THE Caribbean Court of Justice (CCJ) is expected to hand down its ruling today in the matter of convicted rapist Calvin Ramcharran against the Guyana Court of Appeal’s decision to uphold his conviction and 23-year sentence.
In 2015, a 12-member jury had found the 28-year-old guilty of the rape and brutal assault of a woman at a party in Soesdyke, East Bank Demerara (EBD) on July 22, 2012.
At the time of his conviction in the Demerara High Court, then trial judge Justice Jo-Ann Barlow had sentenced him to 23 years imprisonment for the rape, and four for the assault, but stipulated that the sentences were to be run concurrently.

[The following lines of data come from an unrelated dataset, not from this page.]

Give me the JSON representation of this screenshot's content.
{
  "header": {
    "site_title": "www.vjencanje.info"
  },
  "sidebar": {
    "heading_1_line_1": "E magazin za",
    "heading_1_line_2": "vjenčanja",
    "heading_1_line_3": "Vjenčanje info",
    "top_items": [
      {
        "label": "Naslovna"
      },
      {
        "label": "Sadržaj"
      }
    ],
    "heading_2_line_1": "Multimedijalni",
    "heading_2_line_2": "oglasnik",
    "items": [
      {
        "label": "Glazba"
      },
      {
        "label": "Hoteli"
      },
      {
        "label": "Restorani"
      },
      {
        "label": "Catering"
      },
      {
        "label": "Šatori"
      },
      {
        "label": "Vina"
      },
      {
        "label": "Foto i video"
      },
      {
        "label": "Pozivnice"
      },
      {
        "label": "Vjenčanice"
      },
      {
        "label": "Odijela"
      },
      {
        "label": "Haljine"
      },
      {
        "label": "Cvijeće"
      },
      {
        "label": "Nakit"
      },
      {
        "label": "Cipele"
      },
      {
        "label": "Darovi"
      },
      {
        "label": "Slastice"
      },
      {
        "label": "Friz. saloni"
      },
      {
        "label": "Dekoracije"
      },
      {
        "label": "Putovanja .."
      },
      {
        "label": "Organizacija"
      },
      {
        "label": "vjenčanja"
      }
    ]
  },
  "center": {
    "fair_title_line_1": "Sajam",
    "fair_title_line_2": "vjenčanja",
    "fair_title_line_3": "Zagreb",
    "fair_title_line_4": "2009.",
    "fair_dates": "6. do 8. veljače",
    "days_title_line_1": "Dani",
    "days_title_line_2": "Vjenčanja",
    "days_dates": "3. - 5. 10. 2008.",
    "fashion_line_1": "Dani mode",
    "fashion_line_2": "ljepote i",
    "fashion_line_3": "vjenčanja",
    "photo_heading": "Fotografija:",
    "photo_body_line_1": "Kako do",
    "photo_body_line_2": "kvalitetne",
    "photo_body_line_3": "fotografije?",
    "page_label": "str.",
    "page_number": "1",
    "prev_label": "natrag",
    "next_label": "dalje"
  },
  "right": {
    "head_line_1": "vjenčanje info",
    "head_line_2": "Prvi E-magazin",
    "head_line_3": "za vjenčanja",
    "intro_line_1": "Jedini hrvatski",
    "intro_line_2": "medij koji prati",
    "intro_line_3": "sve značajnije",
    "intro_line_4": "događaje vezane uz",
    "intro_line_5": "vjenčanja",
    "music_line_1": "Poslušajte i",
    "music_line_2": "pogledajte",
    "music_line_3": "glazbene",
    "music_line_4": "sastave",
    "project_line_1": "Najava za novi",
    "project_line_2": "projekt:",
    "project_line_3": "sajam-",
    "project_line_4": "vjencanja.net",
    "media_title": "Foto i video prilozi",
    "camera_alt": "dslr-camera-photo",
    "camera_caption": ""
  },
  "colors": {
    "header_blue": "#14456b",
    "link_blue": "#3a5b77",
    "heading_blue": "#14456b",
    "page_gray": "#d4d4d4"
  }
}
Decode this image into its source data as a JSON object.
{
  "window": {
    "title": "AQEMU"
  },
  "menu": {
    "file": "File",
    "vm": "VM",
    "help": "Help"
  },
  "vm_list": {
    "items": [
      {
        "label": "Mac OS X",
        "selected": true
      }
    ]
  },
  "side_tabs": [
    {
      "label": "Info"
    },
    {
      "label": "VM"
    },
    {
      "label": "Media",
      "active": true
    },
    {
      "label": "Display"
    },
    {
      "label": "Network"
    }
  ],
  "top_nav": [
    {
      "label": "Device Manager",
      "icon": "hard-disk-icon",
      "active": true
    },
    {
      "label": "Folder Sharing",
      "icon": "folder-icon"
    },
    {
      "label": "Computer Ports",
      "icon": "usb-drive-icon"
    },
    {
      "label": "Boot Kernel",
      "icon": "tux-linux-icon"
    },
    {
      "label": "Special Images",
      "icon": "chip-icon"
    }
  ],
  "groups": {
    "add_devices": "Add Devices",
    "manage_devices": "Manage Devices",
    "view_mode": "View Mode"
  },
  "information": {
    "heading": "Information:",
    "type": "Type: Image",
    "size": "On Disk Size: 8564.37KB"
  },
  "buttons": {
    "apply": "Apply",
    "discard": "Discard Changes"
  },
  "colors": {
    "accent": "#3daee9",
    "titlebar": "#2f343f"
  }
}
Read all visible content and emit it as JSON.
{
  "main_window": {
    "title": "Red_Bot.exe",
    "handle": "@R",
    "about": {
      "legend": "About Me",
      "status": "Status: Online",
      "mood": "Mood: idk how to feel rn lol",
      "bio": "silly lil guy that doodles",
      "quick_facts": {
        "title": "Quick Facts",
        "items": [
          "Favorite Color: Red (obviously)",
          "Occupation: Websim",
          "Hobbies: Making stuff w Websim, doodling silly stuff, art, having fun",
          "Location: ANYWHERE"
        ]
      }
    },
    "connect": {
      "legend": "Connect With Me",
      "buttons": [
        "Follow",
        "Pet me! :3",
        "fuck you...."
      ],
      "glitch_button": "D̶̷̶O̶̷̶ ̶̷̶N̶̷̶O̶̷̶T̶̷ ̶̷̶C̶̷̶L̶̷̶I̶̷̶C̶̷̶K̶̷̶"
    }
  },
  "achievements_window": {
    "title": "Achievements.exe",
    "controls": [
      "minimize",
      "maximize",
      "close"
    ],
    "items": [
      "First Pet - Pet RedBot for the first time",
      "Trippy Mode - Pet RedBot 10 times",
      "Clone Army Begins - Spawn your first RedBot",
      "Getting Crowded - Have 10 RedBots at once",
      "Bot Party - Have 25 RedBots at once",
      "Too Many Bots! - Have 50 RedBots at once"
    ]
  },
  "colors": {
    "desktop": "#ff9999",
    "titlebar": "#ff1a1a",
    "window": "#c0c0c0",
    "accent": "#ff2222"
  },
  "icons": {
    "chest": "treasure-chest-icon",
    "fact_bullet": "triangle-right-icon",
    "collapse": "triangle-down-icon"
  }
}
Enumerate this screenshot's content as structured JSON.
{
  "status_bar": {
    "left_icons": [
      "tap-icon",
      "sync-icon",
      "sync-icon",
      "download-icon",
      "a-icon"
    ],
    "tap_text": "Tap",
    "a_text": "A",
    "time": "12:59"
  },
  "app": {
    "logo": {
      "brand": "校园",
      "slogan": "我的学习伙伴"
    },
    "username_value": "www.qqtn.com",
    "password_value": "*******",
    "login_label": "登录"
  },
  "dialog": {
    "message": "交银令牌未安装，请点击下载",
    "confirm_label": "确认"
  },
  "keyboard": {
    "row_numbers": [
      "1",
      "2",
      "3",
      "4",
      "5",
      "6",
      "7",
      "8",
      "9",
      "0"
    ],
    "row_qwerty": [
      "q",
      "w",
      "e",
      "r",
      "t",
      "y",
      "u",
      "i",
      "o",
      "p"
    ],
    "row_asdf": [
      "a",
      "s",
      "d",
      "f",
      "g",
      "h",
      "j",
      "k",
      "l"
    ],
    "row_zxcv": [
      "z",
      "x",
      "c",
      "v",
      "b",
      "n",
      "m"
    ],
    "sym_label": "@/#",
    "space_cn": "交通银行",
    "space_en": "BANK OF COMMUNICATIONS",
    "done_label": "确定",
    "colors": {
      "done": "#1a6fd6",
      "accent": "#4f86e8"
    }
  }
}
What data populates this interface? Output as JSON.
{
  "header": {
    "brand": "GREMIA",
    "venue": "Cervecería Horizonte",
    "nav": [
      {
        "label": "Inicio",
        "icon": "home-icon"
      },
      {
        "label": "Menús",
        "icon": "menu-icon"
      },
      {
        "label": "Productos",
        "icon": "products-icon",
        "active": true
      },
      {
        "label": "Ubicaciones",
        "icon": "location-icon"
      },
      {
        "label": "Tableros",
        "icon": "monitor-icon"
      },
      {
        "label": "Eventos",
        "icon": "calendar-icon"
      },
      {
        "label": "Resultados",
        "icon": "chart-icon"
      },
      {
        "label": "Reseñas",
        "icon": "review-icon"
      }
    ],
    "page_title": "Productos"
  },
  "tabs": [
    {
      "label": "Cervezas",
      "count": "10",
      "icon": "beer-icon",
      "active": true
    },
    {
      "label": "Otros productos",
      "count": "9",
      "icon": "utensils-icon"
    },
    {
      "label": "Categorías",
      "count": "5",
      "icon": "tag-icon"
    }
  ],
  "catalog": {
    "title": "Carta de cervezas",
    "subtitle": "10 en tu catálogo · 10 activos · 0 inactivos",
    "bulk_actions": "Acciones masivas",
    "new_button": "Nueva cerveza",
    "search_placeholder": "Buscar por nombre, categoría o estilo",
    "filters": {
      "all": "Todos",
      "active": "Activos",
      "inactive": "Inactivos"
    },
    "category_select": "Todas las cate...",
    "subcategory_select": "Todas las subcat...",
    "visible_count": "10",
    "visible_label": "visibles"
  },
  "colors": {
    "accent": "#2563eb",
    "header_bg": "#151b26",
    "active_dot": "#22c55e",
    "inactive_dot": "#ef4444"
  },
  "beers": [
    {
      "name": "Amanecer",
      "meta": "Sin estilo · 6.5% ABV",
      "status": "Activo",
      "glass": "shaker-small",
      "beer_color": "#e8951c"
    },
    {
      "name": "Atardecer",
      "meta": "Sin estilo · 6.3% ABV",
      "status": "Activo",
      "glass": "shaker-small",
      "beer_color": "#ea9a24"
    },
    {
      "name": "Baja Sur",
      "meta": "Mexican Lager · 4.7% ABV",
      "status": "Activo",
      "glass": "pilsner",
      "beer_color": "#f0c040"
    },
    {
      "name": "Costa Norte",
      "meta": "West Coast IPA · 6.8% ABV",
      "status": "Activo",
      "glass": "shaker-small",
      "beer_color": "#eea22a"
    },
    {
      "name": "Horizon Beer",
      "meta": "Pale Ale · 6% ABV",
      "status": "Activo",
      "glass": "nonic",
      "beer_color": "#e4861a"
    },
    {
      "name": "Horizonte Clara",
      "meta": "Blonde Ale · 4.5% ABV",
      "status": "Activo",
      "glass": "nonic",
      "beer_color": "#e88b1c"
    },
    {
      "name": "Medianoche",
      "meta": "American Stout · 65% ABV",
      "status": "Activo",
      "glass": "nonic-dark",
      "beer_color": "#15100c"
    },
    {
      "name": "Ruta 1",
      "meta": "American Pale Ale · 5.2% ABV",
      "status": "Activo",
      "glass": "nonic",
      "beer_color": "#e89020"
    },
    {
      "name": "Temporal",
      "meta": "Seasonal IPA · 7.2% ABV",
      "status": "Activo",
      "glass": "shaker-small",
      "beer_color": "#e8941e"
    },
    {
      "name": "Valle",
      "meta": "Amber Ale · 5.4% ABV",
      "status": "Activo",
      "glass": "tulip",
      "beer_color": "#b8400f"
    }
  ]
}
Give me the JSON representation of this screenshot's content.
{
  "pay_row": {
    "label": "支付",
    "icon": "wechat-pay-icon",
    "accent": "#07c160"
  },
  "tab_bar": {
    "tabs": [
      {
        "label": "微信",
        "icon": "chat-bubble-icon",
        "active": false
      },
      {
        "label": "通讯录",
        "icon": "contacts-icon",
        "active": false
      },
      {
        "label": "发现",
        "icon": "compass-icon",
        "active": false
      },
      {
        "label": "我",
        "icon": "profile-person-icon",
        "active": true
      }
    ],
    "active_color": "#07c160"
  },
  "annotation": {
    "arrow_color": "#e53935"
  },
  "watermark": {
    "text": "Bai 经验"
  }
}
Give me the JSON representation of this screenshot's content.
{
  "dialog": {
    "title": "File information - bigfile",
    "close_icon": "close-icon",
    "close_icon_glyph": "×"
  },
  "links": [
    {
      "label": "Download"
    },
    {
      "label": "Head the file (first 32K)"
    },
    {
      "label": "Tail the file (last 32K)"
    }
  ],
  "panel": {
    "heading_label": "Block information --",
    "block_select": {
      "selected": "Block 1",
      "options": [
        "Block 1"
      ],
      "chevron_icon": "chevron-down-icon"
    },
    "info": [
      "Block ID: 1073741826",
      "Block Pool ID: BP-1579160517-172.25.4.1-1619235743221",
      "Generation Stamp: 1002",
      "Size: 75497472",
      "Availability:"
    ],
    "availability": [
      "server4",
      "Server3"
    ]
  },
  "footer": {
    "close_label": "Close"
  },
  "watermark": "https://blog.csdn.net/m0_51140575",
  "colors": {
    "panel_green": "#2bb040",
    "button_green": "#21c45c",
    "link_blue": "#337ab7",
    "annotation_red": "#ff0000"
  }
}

Obviously miffed by the judge’s decision, Ramcharran would take the matter up with the Court of Appeal, seeking to have his conviction and sentence either set aside or overturned.
However, in January 2021, the Court of Appeal dismissed the matter, and instead upheld both conviction and sentence.
Dissatisfied with the decision of the appeals tribunal, Ramcharran subsequently moved to the CCJ for that court to do what the Court of Appeal had not done.
Presiding over the appeal at the Trinidad-based CCJ are: Justices Maureen Rajnauth-Lee, Winston Anderson, Andrew Burgess, Peter Jamadar, and Denys Barrow.
The first charge against Ramcharran alleges that on July 22, 2012, in the County of Demerara, he engaged in the sexual penetration of an adult female without her consent, while the second says that on the same date, he also assaulted the young woman, causing her actual bodily harm.
The Guyana Chronicle had reported when the matter was brought before the court that on the day in question, Ramcharran had not only tailed the young woman when she left the event to use the washroom facility, but also asked her whether she was “doing business”.
It was reportedly her negative response that prompted him to do what he did.